Nekat Berangkat Saat Sakit, Tangis Pilu Nur Afni PMI Ilegal Minta Dipulangkan dari Arab Saudi

suara.com
2 jam lalu
Cover Berita
Baca 10 detik
  • PMI asal Tangerang, Nur Afni Afriyanti, terlantar di Arab Saudi setelah kondisi kesehatannya memburuk saat bekerja.
  • Nur Afni diberangkatkan secara ilegal pada November 2024 melalui Surabaya oleh oknum berinisial Y tanpa catatan resmi.
  • Disnaker Tangerang berupaya memulangkan korban dan melacak agen ilegal yang memberangkatkan Nur Afni untuk dimintai pertanggungjawaban.

Suara.com - Kisah pilu datang dari seorang Pekerja Migran Indonesia (PMI) asal Pakuhaji, Kabupaten Tangerang, Banten. Nur Afni Afriyanti, yang bermimpi mengubah nasib di negeri orang.

Ia kini justru terjebak dan terlantar di sebuah agen penyalur pekerja migran di Arab Saudi, memohon untuk segera dipulangkan ke pelukan keluarganya di tanah air.

Harapannya untuk bekerja sebagai asisten rumah tangga kandas setelah kondisi kesehatannya memburuk. Ironisnya, Nur Afni diduga kuat merupakan korban dari sindikat penyalur PMI nonprosedural atau ilegal, yang nekat memberangkatkannya meski dalam keadaan tidak sehat.

Perjalanan tragis Nur Afni dimulai pada November tahun lalu. Ia diberangkatkan oleh seorang oknum penyalur tenaga kerja yang hanya diketahui berinisial Y.

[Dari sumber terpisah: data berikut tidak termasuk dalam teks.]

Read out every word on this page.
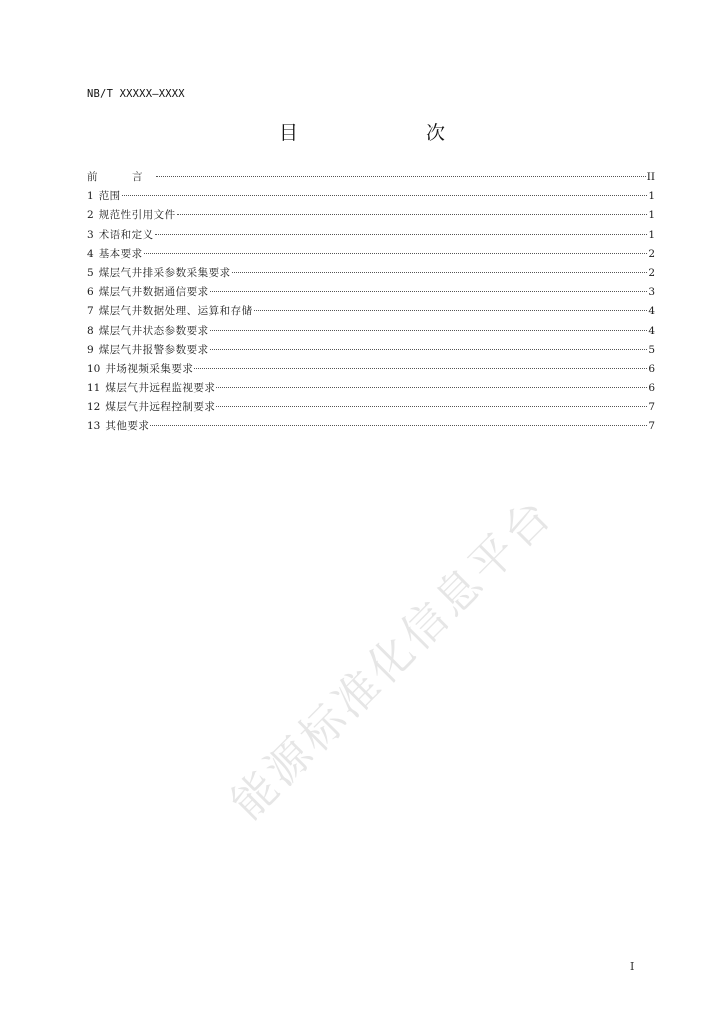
NB/T XXXXX—XXXX
目　　次
前　言	II
1 范围	1
2 规范性引用文件	1
3 术语和定义	1
4 基本要求	2
5 煤层气井排采参数采集要求	2
6 煤层气井数据通信要求	3
7 煤层气井数据处理、运算和存储	4
8 煤层气井状态参数要求	4
9 煤层气井报警参数要求	5
10 井场视频采集要求	6
11 煤层气井远程监视要求	6
12 煤层气井远程控制要求	7
13 其他要求	7
能源标准化信息平台
I
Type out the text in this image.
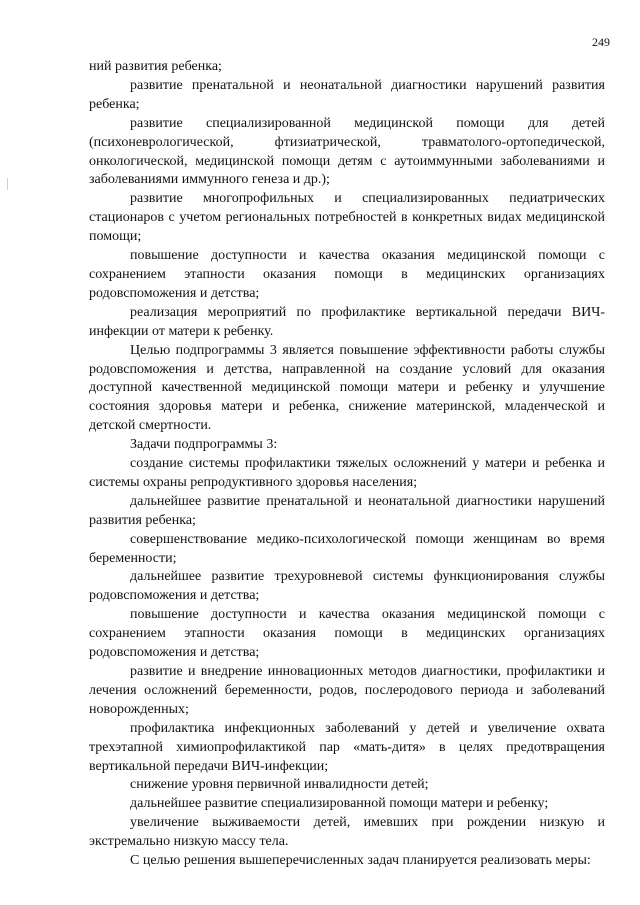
249

ний развития ребенка;

развитие пренатальной и неонатальной диагностики нарушений развития ребенка;

развитие специализированной медицинской помощи для детей (психоневрологической, фтизиатрической, травматолого-ортопедической, онкологической, медицинской помощи детям с аутоиммунными заболеваниями и заболеваниями иммунного генеза и др.);

развитие многопрофильных и специализированных педиатрических стационаров с учетом региональных потребностей в конкретных видах медицинской помощи;

повышение доступности и качества оказания медицинской помощи с сохранением этапности оказания помощи в медицинских организациях родовспоможения и детства;

реализация мероприятий по профилактике вертикальной передачи ВИЧ-инфекции от матери к ребенку.

Целью подпрограммы 3 является повышение эффективности работы службы родовспоможения и детства, направленной на создание условий для оказания доступной качественной медицинской помощи матери и ребенку и улучшение состояния здоровья матери и ребенка, снижение материнской, младенческой и детской смертности.

Задачи подпрограммы 3:

создание системы профилактики тяжелых осложнений у матери и ребенка и системы охраны репродуктивного здоровья населения;

дальнейшее развитие пренатальной и неонатальной диагностики нарушений развития ребенка;

совершенствование медико-психологической помощи женщинам во время беременности;

дальнейшее развитие трехуровневой системы функционирования службы родовспоможения и детства;

повышение доступности и качества оказания медицинской помощи с сохранением этапности оказания помощи в медицинских организациях родовспоможения и детства;

развитие и внедрение инновационных методов диагностики, профилактики и лечения осложнений беременности, родов, послеродового периода и заболеваний новорожденных;

профилактика инфекционных заболеваний у детей и увеличение охвата трехэтапной химиопрофилактикой пар «мать-дитя» в целях предотвращения вертикальной передачи ВИЧ-инфекции;

снижение уровня первичной инвалидности детей;

дальнейшее развитие специализированной помощи матери и ребенку;

увеличение выживаемости детей, имевших при рождении низкую и экстремально низкую массу тела.

С целью решения вышеперечисленных задач планируется реализовать меры:
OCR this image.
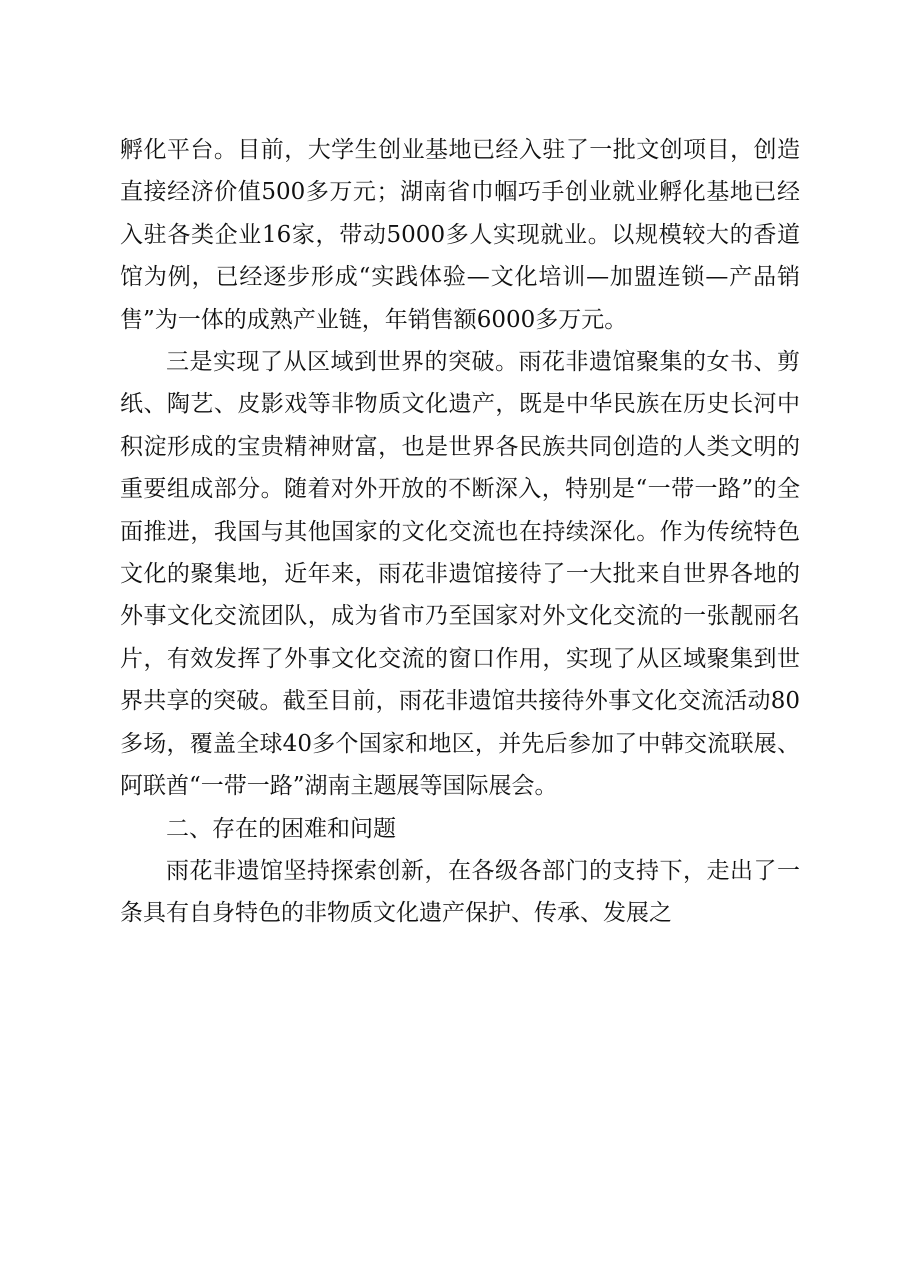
孵化平台。目前，大学生创业基地已经入驻了一批文创项目，创造直接经济价值500多万元；湖南省巾帼巧手创业就业孵化基地已经入驻各类企业16家，带动5000多人实现就业。以规模较大的香道馆为例，已经逐步形成“实践体验—文化培训—加盟连锁—产品销售”为一体的成熟产业链，年销售额6000多万元。

三是实现了从区域到世界的突破。雨花非遗馆聚集的女书、剪纸、陶艺、皮影戏等非物质文化遗产，既是中华民族在历史长河中积淀形成的宝贵精神财富，也是世界各民族共同创造的人类文明的重要组成部分。随着对外开放的不断深入，特别是“一带一路”的全面推进，我国与其他国家的文化交流也在持续深化。作为传统特色文化的聚集地，近年来，雨花非遗馆接待了一大批来自世界各地的外事文化交流团队，成为省市乃至国家对外文化交流的一张靓丽名片，有效发挥了外事文化交流的窗口作用，实现了从区域聚集到世界共享的突破。截至目前，雨花非遗馆共接待外事文化交流活动80多场，覆盖全球40多个国家和地区，并先后参加了中韩交流联展、阿联酋“一带一路”湖南主题展等国际展会。

二、存在的困难和问题

雨花非遗馆坚持探索创新，在各级各部门的支持下，走出了一条具有自身特色的非物质文化遗产保护、传承、发展之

Bukan melalui jalur resmi dari Jakarta, Nur Afni justru diterbangkan dari Surabaya, Jawa Timur, sebuah taktik yang kerap digunakan sindikat untuk menghindari pengawasan ketat.

Kondisinya yang sudah sakit sejak sebelum berangkat menjadi bom waktu. Setibanya di Arab Saudi, ia tidak mampu bekerja.

Bukannya mendapat perawatan, Nur Afni justru ditelantarkan oleh pihak agen yang seharusnya bertanggung jawab. Kini, satu-satunya keinginannya adalah kembali ke Indonesia.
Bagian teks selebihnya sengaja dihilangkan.